Small plates adorn an Oregon 'wine pub'
PORTLAND, Ore. - Botrytis cinerea is the botanical name of a decidedly evil-looking fungus that attacks wine grapes on the vine. Bunches stricken with botrytis aren't remotely appealing to look at, but are nonetheless responsible for producing some of the world's most sought-after sweet wines. This improbable liaison of the dangerous and the delicious is surely the source of the curious phrase by which the phenomenon is familiarly known: the noble rot.
When Kimberly Bernosky, 43, and her business partner Courtney Storrs, 36, opened their cozy "wine pub" on the east side of the Willamette River in Portland in May 2002 and called it Noble Rot they were surely sending a signal. Theirs would be the kind of place where concepts are constantly in play and occasionally in collision: one part neighborhood joint, one part hipster hangout, one part dressy Right Bank bar à vins. To your left a young CFO; to your right some tattooed welder dude.
At The Rot - as regulars call it - you can perch at the bar or settle into one of a few small tables or booths and order either from the interesting and varied wine list, or just ask for something you see on the bottle-lined shelves that serve as decor here. (Did I say the restaurant is also a retail shop - something the laws in Massachusetts don't permit?) The menu consists of small plates, served tapas style, each precise and finely-tuned. While sipping a frisky French rose and nibbling a salad of tiny greens topped with a creamy fresh goat cheese, you might chat with chef Gregory Smith as he finishes dishes flying out of his Lilliputian kitchen. His post is right behind the bar. Later, move on to a brace of roasted marrow bones and a simple Bourgogne rouge. Once parked on a stool here, you never want to leave.

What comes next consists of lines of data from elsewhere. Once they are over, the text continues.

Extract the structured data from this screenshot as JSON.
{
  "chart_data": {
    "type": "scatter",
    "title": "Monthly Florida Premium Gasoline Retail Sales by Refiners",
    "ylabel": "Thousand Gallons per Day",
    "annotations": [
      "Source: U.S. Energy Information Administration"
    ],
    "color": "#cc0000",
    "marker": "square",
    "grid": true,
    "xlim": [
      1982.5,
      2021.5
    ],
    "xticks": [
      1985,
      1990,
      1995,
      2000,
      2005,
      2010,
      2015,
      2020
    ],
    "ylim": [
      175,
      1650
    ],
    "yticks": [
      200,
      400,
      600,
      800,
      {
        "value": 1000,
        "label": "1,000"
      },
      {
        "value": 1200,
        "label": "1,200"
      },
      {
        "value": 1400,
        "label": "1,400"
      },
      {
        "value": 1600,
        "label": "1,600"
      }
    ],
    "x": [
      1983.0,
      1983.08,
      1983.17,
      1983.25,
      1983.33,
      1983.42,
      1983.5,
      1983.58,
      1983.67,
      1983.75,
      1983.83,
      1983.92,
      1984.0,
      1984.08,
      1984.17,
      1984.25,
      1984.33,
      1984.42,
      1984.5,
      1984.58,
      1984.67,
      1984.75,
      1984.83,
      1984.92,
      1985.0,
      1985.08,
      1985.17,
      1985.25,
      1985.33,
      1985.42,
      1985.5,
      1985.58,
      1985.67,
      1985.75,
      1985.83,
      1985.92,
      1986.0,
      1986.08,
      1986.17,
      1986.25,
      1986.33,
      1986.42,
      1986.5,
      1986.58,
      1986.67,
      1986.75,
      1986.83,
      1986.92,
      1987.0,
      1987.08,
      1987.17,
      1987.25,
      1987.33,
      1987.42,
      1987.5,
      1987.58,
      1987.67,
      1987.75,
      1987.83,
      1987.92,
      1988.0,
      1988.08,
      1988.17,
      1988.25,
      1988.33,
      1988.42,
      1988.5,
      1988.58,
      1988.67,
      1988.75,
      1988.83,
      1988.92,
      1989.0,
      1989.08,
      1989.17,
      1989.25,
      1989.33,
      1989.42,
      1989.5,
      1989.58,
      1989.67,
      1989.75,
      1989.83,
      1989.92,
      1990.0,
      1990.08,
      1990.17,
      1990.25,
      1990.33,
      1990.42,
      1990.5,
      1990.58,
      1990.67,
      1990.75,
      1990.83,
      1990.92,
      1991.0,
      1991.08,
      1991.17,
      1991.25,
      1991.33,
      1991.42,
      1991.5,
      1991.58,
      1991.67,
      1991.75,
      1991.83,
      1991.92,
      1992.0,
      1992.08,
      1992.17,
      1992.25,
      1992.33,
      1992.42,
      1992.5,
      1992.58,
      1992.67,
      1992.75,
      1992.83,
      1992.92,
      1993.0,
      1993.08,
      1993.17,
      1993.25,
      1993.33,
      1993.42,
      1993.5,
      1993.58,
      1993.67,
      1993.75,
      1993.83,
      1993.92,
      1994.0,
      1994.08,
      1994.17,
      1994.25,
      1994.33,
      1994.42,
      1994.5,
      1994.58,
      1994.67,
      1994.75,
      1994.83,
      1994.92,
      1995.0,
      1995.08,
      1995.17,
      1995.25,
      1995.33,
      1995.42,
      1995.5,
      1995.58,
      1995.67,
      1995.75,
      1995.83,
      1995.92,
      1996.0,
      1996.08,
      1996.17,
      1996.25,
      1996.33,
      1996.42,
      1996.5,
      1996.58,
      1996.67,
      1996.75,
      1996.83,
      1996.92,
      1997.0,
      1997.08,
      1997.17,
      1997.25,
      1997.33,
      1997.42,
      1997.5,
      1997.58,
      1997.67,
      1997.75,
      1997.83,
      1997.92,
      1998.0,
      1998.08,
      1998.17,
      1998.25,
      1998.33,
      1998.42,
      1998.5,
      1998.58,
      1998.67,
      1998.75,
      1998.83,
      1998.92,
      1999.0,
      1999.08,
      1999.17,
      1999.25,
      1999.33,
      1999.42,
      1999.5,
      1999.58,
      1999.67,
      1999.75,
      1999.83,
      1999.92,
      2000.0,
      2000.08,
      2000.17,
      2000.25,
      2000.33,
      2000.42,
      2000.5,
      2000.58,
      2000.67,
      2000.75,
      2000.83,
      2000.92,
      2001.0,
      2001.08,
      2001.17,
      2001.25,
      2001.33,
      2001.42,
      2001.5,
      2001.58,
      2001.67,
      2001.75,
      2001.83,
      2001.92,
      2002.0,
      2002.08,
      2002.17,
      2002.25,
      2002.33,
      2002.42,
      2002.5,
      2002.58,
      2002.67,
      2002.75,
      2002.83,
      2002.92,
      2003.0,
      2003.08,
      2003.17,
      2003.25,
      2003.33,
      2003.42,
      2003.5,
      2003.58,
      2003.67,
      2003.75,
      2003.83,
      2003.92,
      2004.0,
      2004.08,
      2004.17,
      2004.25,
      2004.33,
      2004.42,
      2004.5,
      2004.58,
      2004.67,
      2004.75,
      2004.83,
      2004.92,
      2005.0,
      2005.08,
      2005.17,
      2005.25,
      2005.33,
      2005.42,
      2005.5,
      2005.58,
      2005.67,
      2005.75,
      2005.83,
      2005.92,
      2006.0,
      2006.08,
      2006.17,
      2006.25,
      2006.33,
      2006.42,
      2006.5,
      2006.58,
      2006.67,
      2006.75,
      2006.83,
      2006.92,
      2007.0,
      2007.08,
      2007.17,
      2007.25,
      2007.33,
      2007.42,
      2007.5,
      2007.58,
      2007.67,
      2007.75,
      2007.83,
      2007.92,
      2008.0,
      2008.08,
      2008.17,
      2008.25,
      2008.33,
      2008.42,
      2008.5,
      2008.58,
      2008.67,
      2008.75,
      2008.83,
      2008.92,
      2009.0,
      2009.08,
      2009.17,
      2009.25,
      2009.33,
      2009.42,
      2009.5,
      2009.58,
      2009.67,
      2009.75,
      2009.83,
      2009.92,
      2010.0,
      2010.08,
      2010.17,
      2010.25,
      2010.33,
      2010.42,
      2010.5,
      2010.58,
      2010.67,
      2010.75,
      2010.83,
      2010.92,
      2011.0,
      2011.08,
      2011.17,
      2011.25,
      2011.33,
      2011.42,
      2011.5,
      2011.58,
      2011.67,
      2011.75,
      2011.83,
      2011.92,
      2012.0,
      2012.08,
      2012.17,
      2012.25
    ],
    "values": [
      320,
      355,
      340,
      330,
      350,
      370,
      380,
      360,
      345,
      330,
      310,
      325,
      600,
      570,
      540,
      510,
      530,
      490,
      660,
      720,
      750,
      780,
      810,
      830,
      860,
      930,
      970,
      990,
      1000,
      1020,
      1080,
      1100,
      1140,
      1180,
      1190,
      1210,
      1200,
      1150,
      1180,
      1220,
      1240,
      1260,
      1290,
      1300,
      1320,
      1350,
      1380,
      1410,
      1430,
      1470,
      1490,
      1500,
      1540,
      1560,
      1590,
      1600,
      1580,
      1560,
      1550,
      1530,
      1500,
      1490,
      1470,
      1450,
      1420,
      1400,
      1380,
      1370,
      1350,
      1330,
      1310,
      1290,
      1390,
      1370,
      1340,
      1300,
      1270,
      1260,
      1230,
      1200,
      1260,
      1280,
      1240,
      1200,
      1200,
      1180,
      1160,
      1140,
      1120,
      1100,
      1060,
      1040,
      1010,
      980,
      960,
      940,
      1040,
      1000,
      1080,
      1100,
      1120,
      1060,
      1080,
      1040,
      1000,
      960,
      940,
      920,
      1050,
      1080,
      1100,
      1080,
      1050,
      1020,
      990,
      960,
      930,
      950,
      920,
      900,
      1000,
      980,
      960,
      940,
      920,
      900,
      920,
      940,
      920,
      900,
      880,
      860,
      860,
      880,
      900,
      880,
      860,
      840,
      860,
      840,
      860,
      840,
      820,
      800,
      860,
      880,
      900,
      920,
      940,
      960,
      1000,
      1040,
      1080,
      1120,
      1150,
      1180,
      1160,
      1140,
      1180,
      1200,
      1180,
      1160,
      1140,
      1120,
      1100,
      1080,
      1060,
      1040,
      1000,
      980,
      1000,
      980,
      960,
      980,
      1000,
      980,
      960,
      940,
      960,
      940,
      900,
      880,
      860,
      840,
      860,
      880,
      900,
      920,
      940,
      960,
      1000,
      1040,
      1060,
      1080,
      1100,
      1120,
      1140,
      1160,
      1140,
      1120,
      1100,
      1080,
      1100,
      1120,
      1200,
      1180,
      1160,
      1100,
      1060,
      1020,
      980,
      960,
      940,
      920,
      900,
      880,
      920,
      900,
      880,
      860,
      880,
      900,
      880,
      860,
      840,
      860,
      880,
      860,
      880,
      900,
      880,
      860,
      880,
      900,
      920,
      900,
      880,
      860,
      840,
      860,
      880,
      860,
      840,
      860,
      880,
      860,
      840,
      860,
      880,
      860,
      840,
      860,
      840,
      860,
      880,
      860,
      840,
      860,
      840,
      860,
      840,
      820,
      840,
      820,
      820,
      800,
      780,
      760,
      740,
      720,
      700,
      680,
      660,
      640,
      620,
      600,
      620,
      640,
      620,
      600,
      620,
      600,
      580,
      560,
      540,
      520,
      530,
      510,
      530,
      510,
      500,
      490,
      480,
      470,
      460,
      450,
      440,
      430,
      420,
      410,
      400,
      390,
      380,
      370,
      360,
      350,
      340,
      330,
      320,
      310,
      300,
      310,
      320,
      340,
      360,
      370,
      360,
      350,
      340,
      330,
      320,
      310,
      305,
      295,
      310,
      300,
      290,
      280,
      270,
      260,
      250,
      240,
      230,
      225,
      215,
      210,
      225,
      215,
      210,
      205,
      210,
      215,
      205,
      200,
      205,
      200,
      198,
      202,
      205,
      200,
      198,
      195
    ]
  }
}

The place is edgily chic, but the wine list isn't the sort to scare anyone away. Labels local to the Pacific Northwest - Oregon's celebrated pinots and Washington state cabernets - are well represented, but so are European wines. There can't be too many spots where you can order Chateauneuf du Pape by the glass. This is one. "We like to keep the comfort level high, so we offer familiar, inexpensive, easily understood wines," says Bernosky, whose background is in wine retailing. "But for experienced customers we've got more complex and interesting things." Examples of this venturesome spirit include a fully dry Tokaji from Hungary - something we've not seen elsewhere.
At least five different wine flights are available nightly. Flights consist of three two-ounce pours designed to allow tasters to readily compare and contrast sips with some common theme, and cost between $8 and $14. Those keen to acquaint themselves with nature's own noble rot can opt for a flight of botrytised dessert wines. The charge to delve into anything you see on the shelf is a modest $7 corkage fee over the retail price. In Oregon, as in Massachusetts, you can take home what you don't finish.
Smith, 28, who spent a year and a half in Charlie Trotter's kitchen in Chicago, grows his micro greens on the restaurant's roof. (I haven't mentioned that the restaurant is part garden? Sorry.) They're fresh-snipped. On the second floor, in his close but well-equipped second kitchen, Smith cooks for and serves guests who reserve the space for private dinner parties. Cooking and wine classes go on there, too.
The restaurant's compact footprint in this mixed-use, none too chi-chi neighborhood gives no indication of how much is going on inside. Every square foot, it seems, has been put to use and feels productive and comfortable to be in. In fine weather, the big garage door that forms one wall of the place opens right onto the street.
The narrow lot really leaves no way for the restaurant to grow, and Bernosky and Storrs say they have no plans to move to more spacious digs. That means that for the foreseeable future you can expect to have to wait your turn for a chance to cop a table or a spot at the bar here.
We guess that would be the rotten part.
Noble Rot, 2724 SE Ankeny St., Portland, Ore., 503-233-1999.noblerotpdx.com.